Neige, Roman de Maxence FERMINE :
« SOSEKI
Yuko, tu deviendras un poète accompli lorsque, dans ton écriture, tu intègreras les notions de peinture, de calligraphie, de musique et de danse. Et surtout lorsque tu maîtriseras l’art du funambule.
YUKO
Pourquoi l’art du funambule pourrait-il me servir ?
SOSEKI
Pourquoi ? En vérité, le poète, le vrai poète, possède l’art du funambule. Ecrire, c’est avancer mot à mot sur un fil de beauté, le fil d’un poème, d’une œuvre, d’une histoire couchée sur un papier de soie. Ecrire, c’est avancer pas à pas, page après page, sur le chemin du livre. Le plus difficile, ce n’est pas de s’élever du sol et de tenir en équilibre, aidé du balancier de sa plume, sur le fil du langage. Ce n’est pas non plus d’aller tout droit, en une ligne continue parfois entrecoupée de vertiges aussi furtifs que la chute d’une virgule ou l’obstacle d’un point.

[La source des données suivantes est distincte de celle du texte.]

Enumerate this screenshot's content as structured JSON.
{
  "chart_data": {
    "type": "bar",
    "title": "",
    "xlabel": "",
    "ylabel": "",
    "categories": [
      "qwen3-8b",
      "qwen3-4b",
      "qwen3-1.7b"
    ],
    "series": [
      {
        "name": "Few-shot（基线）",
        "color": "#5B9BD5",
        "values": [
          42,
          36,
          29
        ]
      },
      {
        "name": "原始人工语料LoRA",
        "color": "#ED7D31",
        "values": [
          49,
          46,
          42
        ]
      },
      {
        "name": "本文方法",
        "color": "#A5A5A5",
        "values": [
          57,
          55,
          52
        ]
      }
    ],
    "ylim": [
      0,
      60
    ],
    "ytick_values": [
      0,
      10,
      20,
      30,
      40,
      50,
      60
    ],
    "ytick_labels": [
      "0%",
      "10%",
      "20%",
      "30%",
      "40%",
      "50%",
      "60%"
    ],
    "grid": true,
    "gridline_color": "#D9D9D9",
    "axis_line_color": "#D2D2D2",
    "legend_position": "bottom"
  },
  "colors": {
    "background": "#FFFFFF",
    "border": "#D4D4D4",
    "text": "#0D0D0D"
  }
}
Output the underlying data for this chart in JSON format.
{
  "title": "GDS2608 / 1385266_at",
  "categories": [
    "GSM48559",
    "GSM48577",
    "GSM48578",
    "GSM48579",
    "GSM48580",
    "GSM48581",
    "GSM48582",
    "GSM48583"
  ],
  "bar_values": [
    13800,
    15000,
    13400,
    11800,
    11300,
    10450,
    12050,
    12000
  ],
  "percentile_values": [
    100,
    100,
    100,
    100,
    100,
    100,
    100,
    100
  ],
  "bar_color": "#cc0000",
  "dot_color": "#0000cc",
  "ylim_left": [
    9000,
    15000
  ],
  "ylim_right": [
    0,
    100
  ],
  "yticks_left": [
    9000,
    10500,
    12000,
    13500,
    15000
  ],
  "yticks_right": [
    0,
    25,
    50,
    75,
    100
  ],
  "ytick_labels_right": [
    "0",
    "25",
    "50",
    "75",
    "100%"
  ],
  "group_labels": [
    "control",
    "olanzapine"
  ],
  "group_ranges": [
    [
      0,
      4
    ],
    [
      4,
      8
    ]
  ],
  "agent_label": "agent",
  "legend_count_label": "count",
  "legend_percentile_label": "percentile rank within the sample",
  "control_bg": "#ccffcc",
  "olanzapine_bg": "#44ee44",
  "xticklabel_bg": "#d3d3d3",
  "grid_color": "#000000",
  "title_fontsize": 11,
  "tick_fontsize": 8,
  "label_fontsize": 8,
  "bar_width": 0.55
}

Non, le plus difficile, pour le poète, c’est de rester continuellement sur ce fil qu’est l’écriture, de vivre chaque heure de sa vie à hauteur du rêve, de ne jamais redescendre, ne serait-ce qu’un instant, de la corde de son imaginaire. En vérité, le plus difficile, c’est de devenir un funambule du verbe. »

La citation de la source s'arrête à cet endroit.